Knee based multimodal multi-objective evolutionary algorithm for decision making

Abstract Recently, many advanced multimodal multi-objective evolutionary algorithms (MMOEAs) have been presented to solve multimodal multi-objective optimization problems (MMOPs). However, most of these approaches struggle not only to find the entire Pareto sets and Pareto front, but also ignoring the problem of Multi-Criteria Decision Making (MCDM) to be handled at a later stage. As a matter of fact, it is a very eclectic and challenging burden for decision makers to choose some trade-off optimal solutions from an enormous collection of non-dominated Pareto-optimal individuals. In this paper, we propose a knee based evolutionary algorithm, named MMO-EvoKnee, which incorporates MCDM strategy into solving MMOPs.

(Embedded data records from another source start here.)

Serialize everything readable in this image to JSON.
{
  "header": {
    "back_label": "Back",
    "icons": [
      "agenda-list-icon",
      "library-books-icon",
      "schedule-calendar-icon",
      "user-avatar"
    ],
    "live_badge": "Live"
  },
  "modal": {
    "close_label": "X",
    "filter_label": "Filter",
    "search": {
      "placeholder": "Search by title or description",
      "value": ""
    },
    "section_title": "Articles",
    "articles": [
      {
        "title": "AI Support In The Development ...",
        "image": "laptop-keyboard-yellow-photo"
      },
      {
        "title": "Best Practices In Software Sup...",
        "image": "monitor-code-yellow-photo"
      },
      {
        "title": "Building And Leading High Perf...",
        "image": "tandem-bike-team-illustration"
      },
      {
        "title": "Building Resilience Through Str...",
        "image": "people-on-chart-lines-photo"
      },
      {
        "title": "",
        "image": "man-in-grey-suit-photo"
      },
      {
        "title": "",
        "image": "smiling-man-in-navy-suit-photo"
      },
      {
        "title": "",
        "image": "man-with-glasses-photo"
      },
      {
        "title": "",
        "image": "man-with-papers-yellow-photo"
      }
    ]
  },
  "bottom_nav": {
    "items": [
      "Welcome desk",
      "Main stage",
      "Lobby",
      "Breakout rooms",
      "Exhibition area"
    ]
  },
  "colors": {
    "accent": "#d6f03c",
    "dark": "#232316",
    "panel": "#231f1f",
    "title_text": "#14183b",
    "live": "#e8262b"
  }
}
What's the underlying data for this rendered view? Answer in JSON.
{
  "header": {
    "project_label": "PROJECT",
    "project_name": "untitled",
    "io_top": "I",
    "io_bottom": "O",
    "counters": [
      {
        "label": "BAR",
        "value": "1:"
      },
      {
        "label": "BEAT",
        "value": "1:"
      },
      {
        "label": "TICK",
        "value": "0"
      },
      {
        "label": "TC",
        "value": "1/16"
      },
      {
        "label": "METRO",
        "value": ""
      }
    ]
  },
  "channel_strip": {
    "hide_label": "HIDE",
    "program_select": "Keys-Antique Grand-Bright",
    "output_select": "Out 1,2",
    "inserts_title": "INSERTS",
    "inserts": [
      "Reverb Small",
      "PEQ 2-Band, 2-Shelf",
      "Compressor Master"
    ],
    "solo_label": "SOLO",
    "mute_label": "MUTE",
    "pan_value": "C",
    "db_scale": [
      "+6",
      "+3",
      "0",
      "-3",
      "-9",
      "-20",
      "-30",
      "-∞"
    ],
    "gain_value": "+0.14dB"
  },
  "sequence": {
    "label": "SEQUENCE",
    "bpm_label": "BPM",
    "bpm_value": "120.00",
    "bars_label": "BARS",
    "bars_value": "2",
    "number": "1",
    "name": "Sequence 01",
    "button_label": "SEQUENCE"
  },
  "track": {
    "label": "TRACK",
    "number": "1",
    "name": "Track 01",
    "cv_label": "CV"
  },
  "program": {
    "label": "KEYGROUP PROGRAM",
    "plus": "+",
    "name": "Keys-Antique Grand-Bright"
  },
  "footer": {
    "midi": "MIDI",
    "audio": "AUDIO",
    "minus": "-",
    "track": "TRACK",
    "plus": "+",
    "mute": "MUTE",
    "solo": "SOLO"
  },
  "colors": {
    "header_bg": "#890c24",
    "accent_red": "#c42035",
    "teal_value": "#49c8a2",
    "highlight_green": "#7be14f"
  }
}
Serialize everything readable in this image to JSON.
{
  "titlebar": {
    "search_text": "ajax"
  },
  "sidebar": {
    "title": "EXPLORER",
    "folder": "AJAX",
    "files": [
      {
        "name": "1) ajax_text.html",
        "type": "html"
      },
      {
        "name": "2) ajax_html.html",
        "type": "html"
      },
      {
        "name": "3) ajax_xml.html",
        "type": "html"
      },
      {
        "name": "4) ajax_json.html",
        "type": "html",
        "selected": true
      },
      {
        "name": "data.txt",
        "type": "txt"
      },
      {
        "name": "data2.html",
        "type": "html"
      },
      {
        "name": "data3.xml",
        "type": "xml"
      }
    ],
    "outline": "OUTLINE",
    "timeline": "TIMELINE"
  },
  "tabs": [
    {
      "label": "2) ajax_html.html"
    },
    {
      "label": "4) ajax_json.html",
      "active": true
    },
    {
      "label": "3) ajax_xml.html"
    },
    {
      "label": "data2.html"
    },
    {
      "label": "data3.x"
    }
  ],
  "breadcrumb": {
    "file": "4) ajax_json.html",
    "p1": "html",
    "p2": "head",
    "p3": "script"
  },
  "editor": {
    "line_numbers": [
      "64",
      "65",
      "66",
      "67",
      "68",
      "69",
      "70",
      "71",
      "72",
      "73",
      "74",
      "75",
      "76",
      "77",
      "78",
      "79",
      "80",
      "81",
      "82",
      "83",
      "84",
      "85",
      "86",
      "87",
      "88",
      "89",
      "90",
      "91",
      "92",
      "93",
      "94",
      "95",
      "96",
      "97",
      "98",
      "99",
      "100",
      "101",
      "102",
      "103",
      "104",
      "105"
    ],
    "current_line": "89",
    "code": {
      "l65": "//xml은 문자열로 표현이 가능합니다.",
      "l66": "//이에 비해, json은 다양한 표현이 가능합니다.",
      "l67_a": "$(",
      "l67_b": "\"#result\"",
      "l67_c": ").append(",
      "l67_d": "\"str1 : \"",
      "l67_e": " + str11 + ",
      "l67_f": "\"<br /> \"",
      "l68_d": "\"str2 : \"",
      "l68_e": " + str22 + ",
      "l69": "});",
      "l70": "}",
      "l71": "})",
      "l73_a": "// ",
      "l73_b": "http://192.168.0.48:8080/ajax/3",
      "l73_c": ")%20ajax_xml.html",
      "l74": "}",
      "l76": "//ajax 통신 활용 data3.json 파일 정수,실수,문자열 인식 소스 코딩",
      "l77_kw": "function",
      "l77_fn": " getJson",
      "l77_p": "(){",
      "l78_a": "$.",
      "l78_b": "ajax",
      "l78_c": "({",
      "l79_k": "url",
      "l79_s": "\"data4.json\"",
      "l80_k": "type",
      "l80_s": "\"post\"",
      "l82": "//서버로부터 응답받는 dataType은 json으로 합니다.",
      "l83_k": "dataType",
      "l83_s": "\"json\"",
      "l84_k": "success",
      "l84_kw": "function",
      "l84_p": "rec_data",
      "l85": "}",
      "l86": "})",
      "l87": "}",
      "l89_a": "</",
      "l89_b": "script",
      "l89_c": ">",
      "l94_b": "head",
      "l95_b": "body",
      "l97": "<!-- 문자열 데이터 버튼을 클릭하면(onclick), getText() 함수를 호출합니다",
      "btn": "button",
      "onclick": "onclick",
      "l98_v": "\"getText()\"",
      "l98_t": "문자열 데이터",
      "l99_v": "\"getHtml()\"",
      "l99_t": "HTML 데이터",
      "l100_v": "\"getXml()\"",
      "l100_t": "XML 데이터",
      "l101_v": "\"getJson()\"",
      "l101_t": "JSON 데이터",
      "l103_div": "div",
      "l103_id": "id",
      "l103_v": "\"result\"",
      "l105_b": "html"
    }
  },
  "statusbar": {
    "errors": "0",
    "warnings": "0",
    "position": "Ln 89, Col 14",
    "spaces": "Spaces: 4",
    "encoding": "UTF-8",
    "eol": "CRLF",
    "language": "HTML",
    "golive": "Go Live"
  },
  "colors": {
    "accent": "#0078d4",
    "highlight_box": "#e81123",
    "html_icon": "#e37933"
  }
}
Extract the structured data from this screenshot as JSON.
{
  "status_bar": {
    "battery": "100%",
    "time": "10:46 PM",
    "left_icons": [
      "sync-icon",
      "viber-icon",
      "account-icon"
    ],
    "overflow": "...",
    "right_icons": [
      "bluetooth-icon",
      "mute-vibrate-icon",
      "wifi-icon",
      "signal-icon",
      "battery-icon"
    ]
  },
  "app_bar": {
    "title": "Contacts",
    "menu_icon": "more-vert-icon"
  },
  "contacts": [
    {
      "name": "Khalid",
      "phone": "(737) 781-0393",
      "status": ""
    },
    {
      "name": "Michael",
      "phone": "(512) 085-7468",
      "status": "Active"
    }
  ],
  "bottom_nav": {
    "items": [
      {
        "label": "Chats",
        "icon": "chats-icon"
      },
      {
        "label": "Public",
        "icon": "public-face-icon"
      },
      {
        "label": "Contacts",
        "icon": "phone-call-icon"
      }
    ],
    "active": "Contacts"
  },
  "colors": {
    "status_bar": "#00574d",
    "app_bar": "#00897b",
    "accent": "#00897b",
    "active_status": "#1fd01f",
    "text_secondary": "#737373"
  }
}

The proposed algorithm is designed to search for a complete set of global knee solutions instead of an entire Pareto front and Pareto sets. Firstly, the EvoKnee Selection is adopted to find target global knee solutions and boundary individuals. Secondly, the Knee Multimodal Solutions Selection focuses on decision space exploitation to obtain well-converged multiple Pareto-optimal knee solutions. Thirdly, the Maximum Spanning Subset Selection is designed to accurately identify a complete number of knee solutions from overcrowded Pareto regions. Fourthly, the Boundary Multimodal Solutions Selection can find and maintain well-diversified and well-converged boundary solutions. As a result, MMO-EvoKnee can consistently find all knee solutions of interest quickly, and it relieves the burden for decision makers. Finally, the performance of the proposed algorithm is evaluated on thirteen benchmark MMOPs. The experiment results clearly show that the proposed MMO-EvoKnee provides a competitive edge over the chosen state-of-the-art MMOEAs.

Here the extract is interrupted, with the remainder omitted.